Sampai sekolah, Arya menemui Ridho dikelas mengambil barangnya, yang juga ia tinggalkan.


"Arya, kamu dari mana?" tanya Ridho.


"Dari jalan." ucap Arya singkat.


"Dari jalan tujuan kemana?, tidak ngajak-ngajak."


"Ngajak kamu, entar kapan sampainya."


"Ya elah, saya bisa kalik naik motor seperti Om Komeng."


"Saya tadi habis ngantar Vika, kamu mau ikut ngapain."


"Vika sudah pulang, cepet banget."


"Iya, ada sedikit masalah tadi."


"Masalah apa?" tanya Ridho santai.

__ADS_1


Arya menceritakan masalah Vika, seperti yang diceritakan Maya tadi. Mendengar penjelasan Arya berhasil membuat Ridho menjadi marah.


"Sialan itu yah, Syela sama Olla, minta dikasih peringatan biar tau rasa."


"Kok jadi semarah itu kamu dho."


"Tetangga saya dijahatin, wajar dong saya marah."


"Ini kamu mau pergi lagi yak." ucap Ridho lagi.


"Iya, mau ikut." ucap Arya menawari.


"Kemana?" tanya Ridho.


"Balik, tempat Vika lagi."


"Ah, tempat Vika mulu, sama doang deket rumah saya. Jalan ke tempat lain dulu dong, ini kan terakhir."

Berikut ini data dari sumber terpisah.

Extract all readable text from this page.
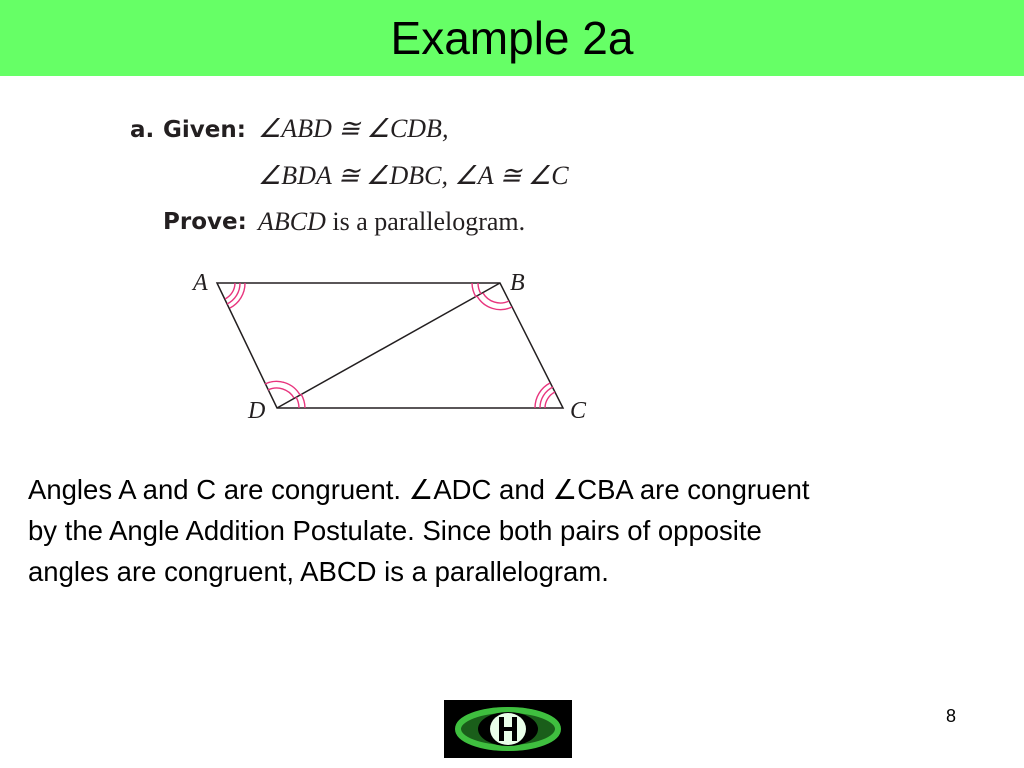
Example 2a
a. Given: ∠ABD ≅ ∠CDB,
∠BDA ≅ ∠DBC, ∠A ≅ ∠C
Prove: ABCD is a parallelogram.
A	B
C
D

Angles A and C are congruent. ∠ADC and ∠CBA are congruent

by the Angle Addition Postulate. Since both pairs of opposite

angles are congruent, ABCD is a parallelogram.

8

"Saya mau antar barang Vika dulu." ucap Arya bersih kekeh.


"Nanti malam saja Arya. Sekalian ngopi-ngopi dirumah saya. Ini kita jalan-jalan dulu ngerayain perpisahan." jelas Ridho.


"Perpisahan kok dirayain, apa enaknya coba." ucap Arya santai.

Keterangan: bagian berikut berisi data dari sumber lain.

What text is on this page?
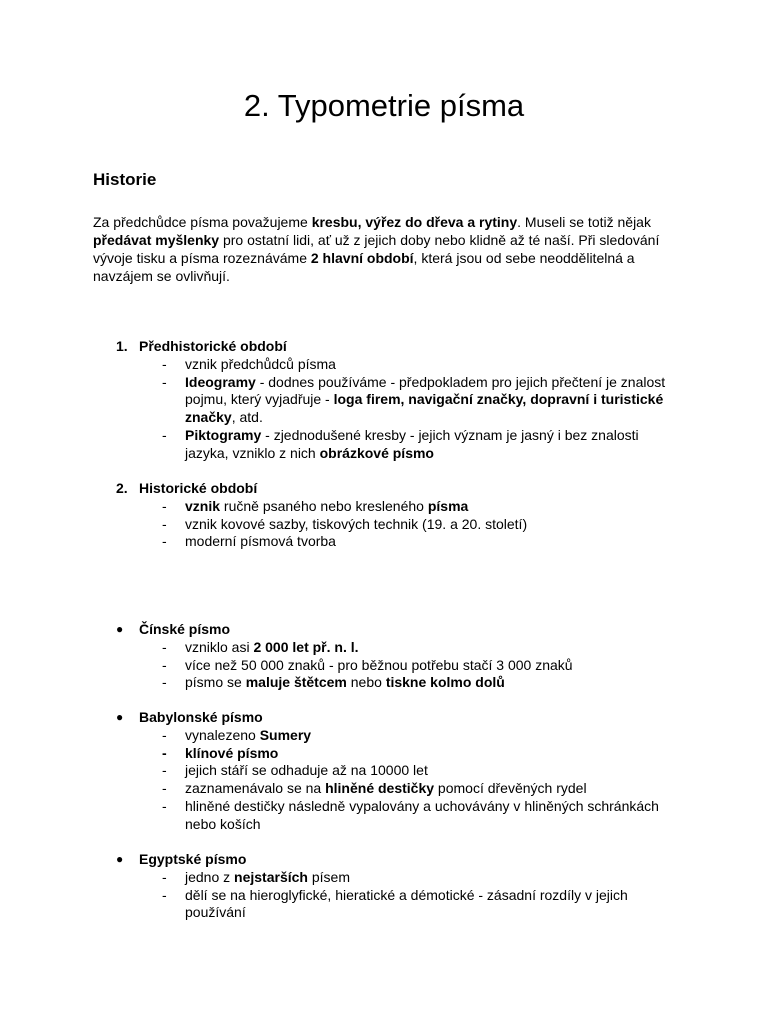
2. Typometrie písma
Historie

Za předchůdce písma považujeme kresbu, výřez do dřeva a rytiny. Museli se totiž nějak předávat myšlenky pro ostatní lidi, ať už z jejich doby nebo klidně až té naší. Při sledování vývoje tisku a písma rozeznáváme 2 hlavní období, která jsou od sebe neoddělitelná a navzájem se ovlivňují.

1. Předhistorické období
- vznik předchůdců písma
- Ideogramy - dodnes používáme - předpokladem pro jejich přečtení je znalost pojmu, který vyjadřuje - loga firem, navigační značky, dopravní i turistické značky, atd.
- Piktogramy - zjednodušené kresby - jejich význam je jasný i bez znalosti jazyka, vzniklo z nich obrázkové písmo
2. Historické období
- vznik ručně psaného nebo kresleného písma
- vznik kovové sazby, tiskových technik (19. a 20. století)
- moderní písmová tvorba
● Čínské písmo
- vzniklo asi 2 000 let př. n. l.
- více než 50 000 znaků - pro běžnou potřebu stačí 3 000 znaků
- písmo se maluje štětcem nebo tiskne kolmo dolů
● Babylonské písmo
- vynalezeno Sumery
- klínové písmo
- jejich stáří se odhaduje až na 10000 let
- zaznamenávalo se na hliněné destičky pomocí dřevěných rydel
- hliněné destičky následně vypalovány a uchovávány v hliněných schránkách nebo koších
● Egyptské písmo
- jedno z nejstarších písem
- dělí se na hieroglyfické, hieratické a démotické - zásadní rozdíly v jejich používání
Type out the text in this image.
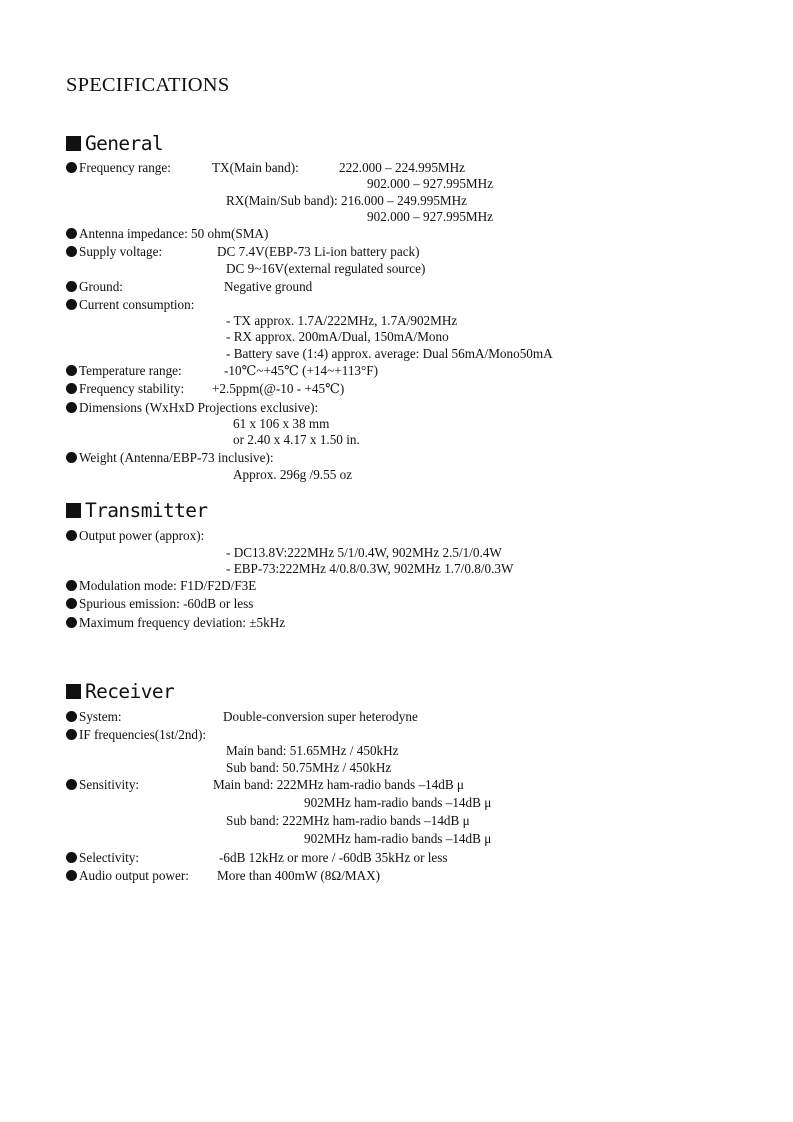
SPECIFICATIONS
General
Frequency range:	TX(Main band):	222.000 – 224.995MHz
902.000 – 927.995MHz
RX(Main/Sub band): 216.000 – 249.995MHz
902.000 – 927.995MHz
Antenna impedance: 50 ohm(SMA)
Supply voltage:	DC 7.4V(EBP-73 Li-ion battery pack)
DC 9~16V(external regulated source)
Ground:	Negative ground
Current consumption:
- TX approx. 1.7A/222MHz, 1.7A/902MHz
- RX approx. 200mA/Dual, 150mA/Mono
- Battery save (1:4) approx. average: Dual 56mA/Mono50mA
Temperature range:	-10℃~+45℃ (+14~+113°F)
Frequency stability: +2.5ppm(@-10 - +45℃)
Dimensions (WxHxD Projections exclusive):
61 x 106 x 38 mm
or 2.40 x 4.17 x 1.50 in.
Weight (Antenna/EBP-73 inclusive):
Approx. 296g /9.55 oz
Transmitter
Output power (approx):
- DC13.8V:222MHz 5/1/0.4W, 902MHz 2.5/1/0.4W
- EBP-73:222MHz 4/0.8/0.3W, 902MHz 1.7/0.8/0.3W
Modulation mode: F1D/F2D/F3E
Spurious emission: -60dB or less
Maximum frequency deviation: ±5kHz
Receiver
System:	Double-conversion super heterodyne
IF frequencies(1st/2nd):
Main band: 51.65MHz / 450kHz
Sub band: 50.75MHz / 450kHz
Sensitivity:	Main band: 222MHz ham-radio bands –14dB μ
902MHz ham-radio bands –14dB μ
Sub band: 222MHz ham-radio bands –14dB μ
902MHz ham-radio bands –14dB μ
Selectivity:	-6dB 12kHz or more / -60dB 35kHz or less
Audio output power: More than 400mW (8Ω/MAX)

"Sekali-kali doang, ayolah aryak, sama yang lain."


"Siapa saja yang ikut, saya males kalau ada Olla apa lagi Syela."


"Kita saja, yang cowok-cowok." ucap Ridho bodoh amat.


"Okey lah, demi teman." ucap Arya setelah berpikir panjang.


"Assiikkk, gitu dong."


Sebelum berangkat, Arya nyamperin Maya, untuk menyuruhnya menitipkan barang Vika dikantin.

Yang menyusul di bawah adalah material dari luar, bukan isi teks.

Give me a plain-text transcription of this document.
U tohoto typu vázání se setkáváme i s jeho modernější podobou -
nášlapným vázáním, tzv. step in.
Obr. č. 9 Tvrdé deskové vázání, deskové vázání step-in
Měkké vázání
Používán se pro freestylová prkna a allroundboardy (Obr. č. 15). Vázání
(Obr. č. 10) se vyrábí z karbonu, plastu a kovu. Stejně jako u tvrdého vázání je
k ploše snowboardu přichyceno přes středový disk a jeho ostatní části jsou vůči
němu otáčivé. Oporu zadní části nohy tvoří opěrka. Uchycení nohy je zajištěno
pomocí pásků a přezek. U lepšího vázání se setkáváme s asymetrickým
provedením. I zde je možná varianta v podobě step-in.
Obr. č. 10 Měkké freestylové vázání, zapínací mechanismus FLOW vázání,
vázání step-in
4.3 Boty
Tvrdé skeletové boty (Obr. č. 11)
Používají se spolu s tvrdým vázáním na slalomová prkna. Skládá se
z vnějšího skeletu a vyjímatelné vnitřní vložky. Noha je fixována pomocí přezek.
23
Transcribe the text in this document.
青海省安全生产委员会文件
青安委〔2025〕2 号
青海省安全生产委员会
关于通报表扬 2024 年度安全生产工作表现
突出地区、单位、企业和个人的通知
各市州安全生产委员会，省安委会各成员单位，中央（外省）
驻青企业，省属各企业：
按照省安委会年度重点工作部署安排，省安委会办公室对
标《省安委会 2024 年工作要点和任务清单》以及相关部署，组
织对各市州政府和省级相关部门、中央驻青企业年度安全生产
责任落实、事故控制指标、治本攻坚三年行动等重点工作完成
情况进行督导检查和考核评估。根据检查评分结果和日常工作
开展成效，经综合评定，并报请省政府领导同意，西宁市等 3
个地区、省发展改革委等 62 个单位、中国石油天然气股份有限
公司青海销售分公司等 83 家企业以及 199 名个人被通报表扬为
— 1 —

Akhirnya Arya, Ridho dan beberapa teman lainnya, pergi ke suatu tempat Wisata terdekat. lebih kurang 3 jam dalam perjalanan.


Vika yang menunggu kedatangan Arya merasa sangat bosan. Vika memutuskan untuk menghubungi Arya.


Tuutt...ttuutt...tuuttt, tidak ada jawaban, Arya tidak menjawab telepon Vika.


"Arya kemana sih, katanya mau balik lagi. Malah tidak diangkat lagi." ucap Vika kesal.


Tuutthh...tuutthh... Vika menghubungi Maya, dengan cepat Maya mengangkatnya.


"Hallo! Vik."


"May, barang saya sudah diambil Arya?"


"Belum vik, tadi sih katanya suruh nitipin dikantin. Arya lagi touring sama temen kelasnya."


"Ooo ya sudah. Kamu belum pulang may."


"Ini baru mau pulang."


"Mmm... lama betul. Ah ya sudah kamu hati-hati ya may."


"Oke! sampai nanti."


Tuutthh...tuuthh...ttuuthh panggilan tertutup.


"Arya pergi, tanpa kasih kabar ke saya. Terus barang saya dititipin lagi dikantin." ucap Vika jengkel.


"Siapa Vika? yang pergi tanpa kasih kabar." sahut mamanya.


"Aar... ah bukan siapa-siapa kok ma." ucap Vika hampir keceplosan.


"Bukan siapa-siapa kok terlihat kesal begitu."


"Tidak, siapa yang kesal." ucap Vika menutupi.